Noah Gapsis was born and raised in Santa Fe. He attends Wesleyan
University in Connecticut and will graduate with a B.A. in American
Studies next year. Noah has big plans for the future.

Grace Martinez is a recent graduate from Santa Fe High School at age 17. Throughout her high school career she has been involved in multiple environmental organizations including Youth Allies, Earthcare International, and the Commission for Environmental Sustainability of Santa Fe. She will be attending UNM in the fall and plans to study environmental studies.

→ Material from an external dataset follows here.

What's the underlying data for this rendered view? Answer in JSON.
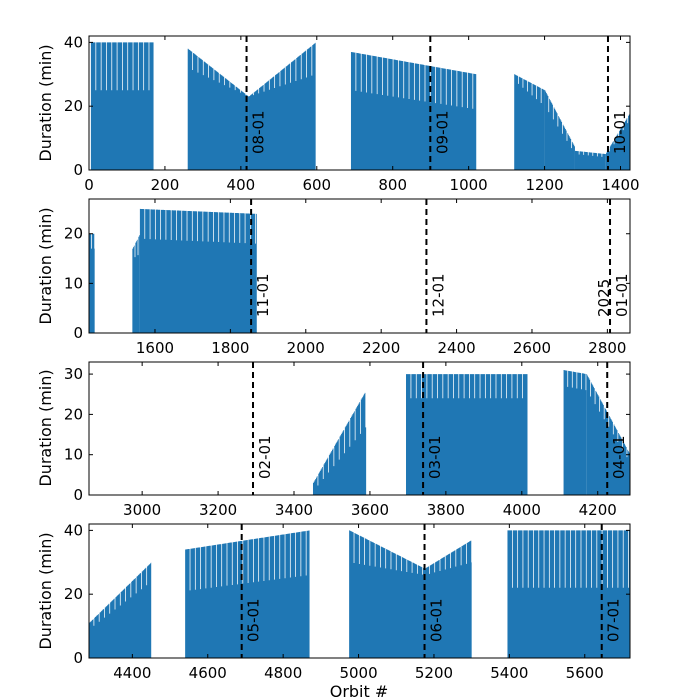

Sydney Weydemeyer was born and raised in Santa Fe.  She graduated from Santa Fe High in 2007 and is now a junior at Carleton College in Minnesota where she is studying environmental studies.  She plans on becoming a professional gymnastics choreographer.

Comments from Interns

I joined the New Energy Economy internship because they were the only ones out there promoting green energy in rural communities. I have now begun to get my town to be enthusiastic about being a town on the leading edge of green technology. All of the industry that has sustained my community for generations has been shut down. Three major feedlots, a pig farm, and a big cheese plant were the only employers in town. I have now been talking with my city manager using the messaging that I learned from New Energy Economy and telling him that the only way to save Clayton is with green energy.
– Art Grine, 2009 intern in Clayton, NM

Before the internship with NEE, I was not well versed in topics of politics or the environment, but I knew something had to change. What has driven my excitement with this internship is the chance to benefit my area as well as the state. This internship allows me to understand our environmental concerns… and to have the opportunity to emerge as a leader in a movement that has been long coming. The issues of our planet’s health don’t just go away, they need to be dealt with and I think that this helps me to do that.